For Mozart in full technicolor version 2009, you take the Métro line 12 to the Palais des Sports, a much more modest Palais that clings to the edge of the Péripherique (Paris' beltway/ringroad, a highway that circles the sprawling city). There, surrounded by the mostly very young (read: pre-adolescents and teenagers), you'll find yourself carried away on a frothy, occasionally bombastic, musical tale of Mozart the composer. Do not expect much in the way of historical accuracy or his own indelible, influential music. Imagine instead a show that inhabits the space between the 1980s hit Rock Me Amadeus of German group Falco (don't pretend you don't remember; for a refresher, pop into YouTube) and Tom Hulce's prancing, bravura performance in the film Amadeus.

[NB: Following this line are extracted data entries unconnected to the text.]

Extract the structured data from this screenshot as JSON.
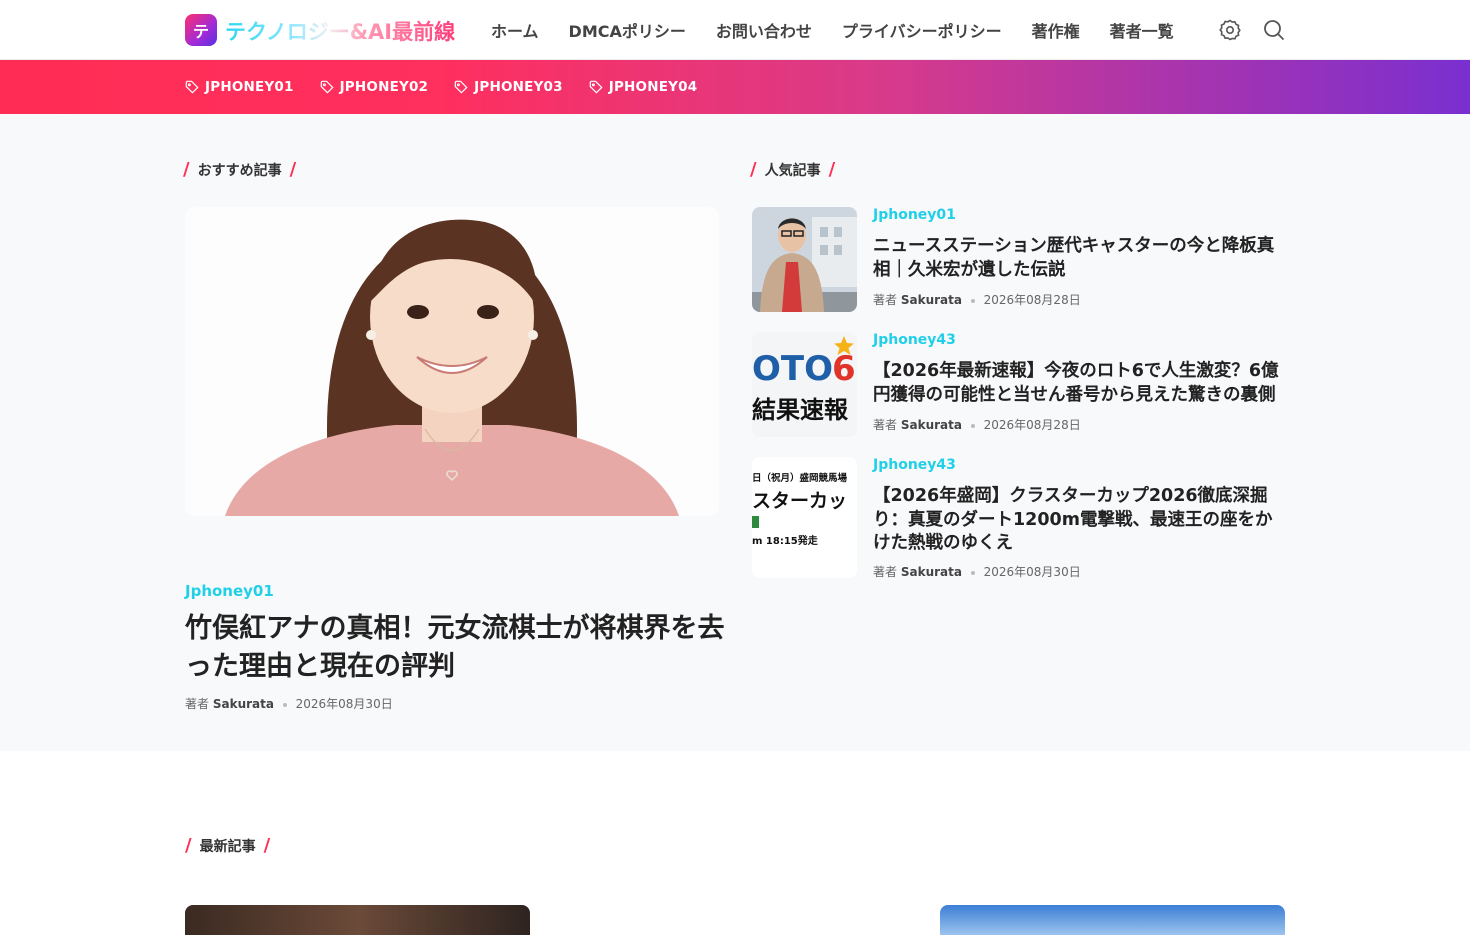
{
  "header": {
    "logo_char": "テ",
    "site_title": "テクノロジー&AI最前線",
    "menu": [
      "ホーム",
      "DMCAポリシー",
      "お問い合わせ",
      "プライバシーポリシー",
      "著作権",
      "著者一覧"
    ]
  },
  "tags": [
    "JPHONEY01",
    "JPHONEY02",
    "JPHONEY03",
    "JPHONEY04"
  ],
  "featured": {
    "label": "おすすめ記事",
    "category": "Jphoney01",
    "title": "竹俣紅アナの真相！元女流棋士が将棋界を去った理由と現在の評判",
    "author_prefix": "著者",
    "author": "Sakurata",
    "date": "2026年08月30日"
  },
  "popular": {
    "label": "人気記事",
    "items": [
      {
        "category": "Jphoney01",
        "title": "ニュースステーション歴代キャスターの今と降板真相｜久米宏が遺した伝説",
        "author_prefix": "著者",
        "author": "Sakurata",
        "date": "2026年08月28日"
      },
      {
        "category": "Jphoney43",
        "title": "【2026年最新速報】今夜のロト6で人生激変？6億円獲得の可能性と当せん番号から見えた驚きの裏側",
        "author_prefix": "著者",
        "author": "Sakurata",
        "date": "2026年08月28日",
        "thumb_text_1": "OTO",
        "thumb_text_2": "6",
        "thumb_text_3": "結果速報"
      },
      {
        "category": "Jphoney43",
        "title": "【2026年盛岡】クラスターカップ2026徹底深掘り：真夏のダート1200m電撃戦、最速王の座をかけた熱戦のゆくえ",
        "author_prefix": "著者",
        "author": "Sakurata",
        "date": "2026年08月30日",
        "thumb_text_1": "日（祝月）盛岡競馬場",
        "thumb_text_2": "スターカッ",
        "thumb_text_3": "m 18:15発走"
      }
    ]
  },
  "latest": {
    "label": "最新記事"
  },
  "colors": {
    "accent": "#ff2d55",
    "category": "#20d0e8",
    "purple": "#7a2fd0"
  }
}
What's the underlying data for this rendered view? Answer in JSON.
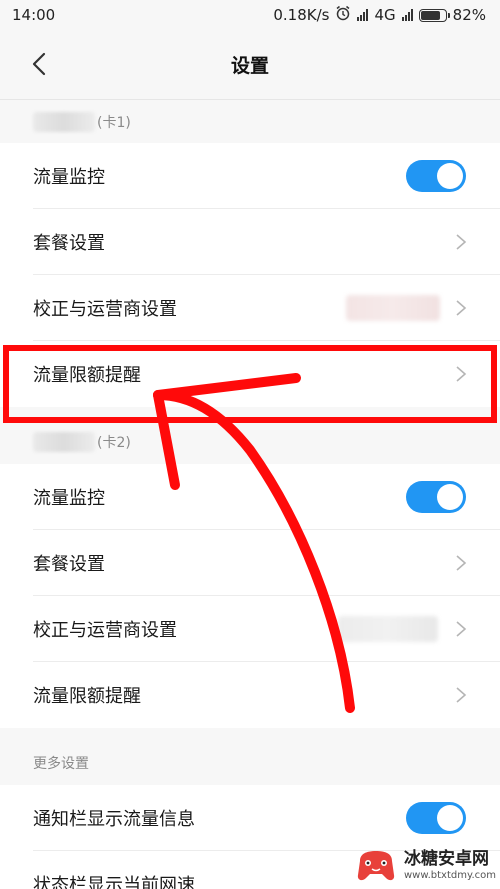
{
  "status_bar": {
    "time": "14:00",
    "net_speed": "0.18K/s",
    "network": "4G",
    "battery_pct": "82%",
    "battery_level": 0.82
  },
  "header": {
    "title": "设置"
  },
  "sim1": {
    "label": "(卡1)",
    "rows": {
      "monitor": "流量监控",
      "plan": "套餐设置",
      "calibrate": "校正与运营商设置",
      "limit": "流量限额提醒"
    }
  },
  "sim2": {
    "label": "(卡2)",
    "rows": {
      "monitor": "流量监控",
      "plan": "套餐设置",
      "calibrate": "校正与运营商设置",
      "limit": "流量限额提醒"
    }
  },
  "more": {
    "label": "更多设置",
    "rows": {
      "notify": "通知栏显示流量信息",
      "speed": "状态栏显示当前网速"
    }
  },
  "watermark": {
    "main": "冰糖安卓网",
    "sub": "www.btxtdmy.com"
  },
  "colors": {
    "toggle_on": "#2196f3",
    "annotation_red": "#ff0a0a"
  }
}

The musical's audience anticipated many of the songs performed, and flipped on their cameras for their favorite parts which, while anthropologically mildly interesting, was somewhat horrifying, as occasionally, the darkness was lit by a veritable sea of small glowing rectangles. They were busy recording instead of experiencing...Judging by the applause and raising of cameras, the darker musical performance of the actor portraying Salieri, the Viennese rival to Mozart, was actually somewhat favored over the lead of the eponymous show. He did seem to display somewhat greater range and vocal fortitude (and he is performing in the video above). All in all, a few catchy numbers and a fun evening. It is now being performed in Paris but will also be touring the rest of the country; for more information click here.
As for other ongoing shows, the Musée du Luxembourg, just off the charming Place St. Sulpice, is exhibiting Tiffany (the glassware, not the jewelry beloved of Audrey Hepburn). American artisan, yes, but well-respected by the French, and executed with more virtuosity than I had previously realized. The small but interesting show runs through January 2010.Doesn't that sound a decade or so away? It isn't.
But the best show of all isn't going anywhere: the endless, endlessly changing Parisian array of small shop-windows, streets, galleries and squares are just made for extensive exploring, and you can easily break from the milling hordes of tourists by taking a side-street or two--or better yet a bike.Even the locals are resorting to them (in the form of the sturdy-looking low-cost, pay as you go Velib') in greater and greater numbers, as navigating the city by car becomes ever more wearisome.

If the thought of all this walking, riding and exploring makes you hungry (or am I the only one?), I have a excellent antidote to weighty bistro food: authentically bright, fresh Italian. At lunch hour, head to moderately-priced Alfredo Positano located at 9, rue Guisarde (just off Place St. Sulpice again) where you'll find yourself in the lively company of more than a few Italians with their kids, and well-heeled local suits (the Sénat is on the other side of the St. Sulpice church). The restaurant bustles, the staff is animated and jovial. There are a lot of regulars. I was in heaven, between the steak-like slices of porcini mushrooms and generous shavings of Elba white truffle, both of which are now in season. Heaven!They also serve pizzas with great toppings and fabulous crunch here, if that's what you're craving, but for a near-religious experience, order a simple caprese salad with bufala mozzarella, underpinned with peppery arugula--and a side order of unforgettable (really, I swear) foccacia. You don't go for the decor, you go for the buzz, and the sway of spoken Italian. You go, above all, for the food. And then it's out the door, back to all things Parisian.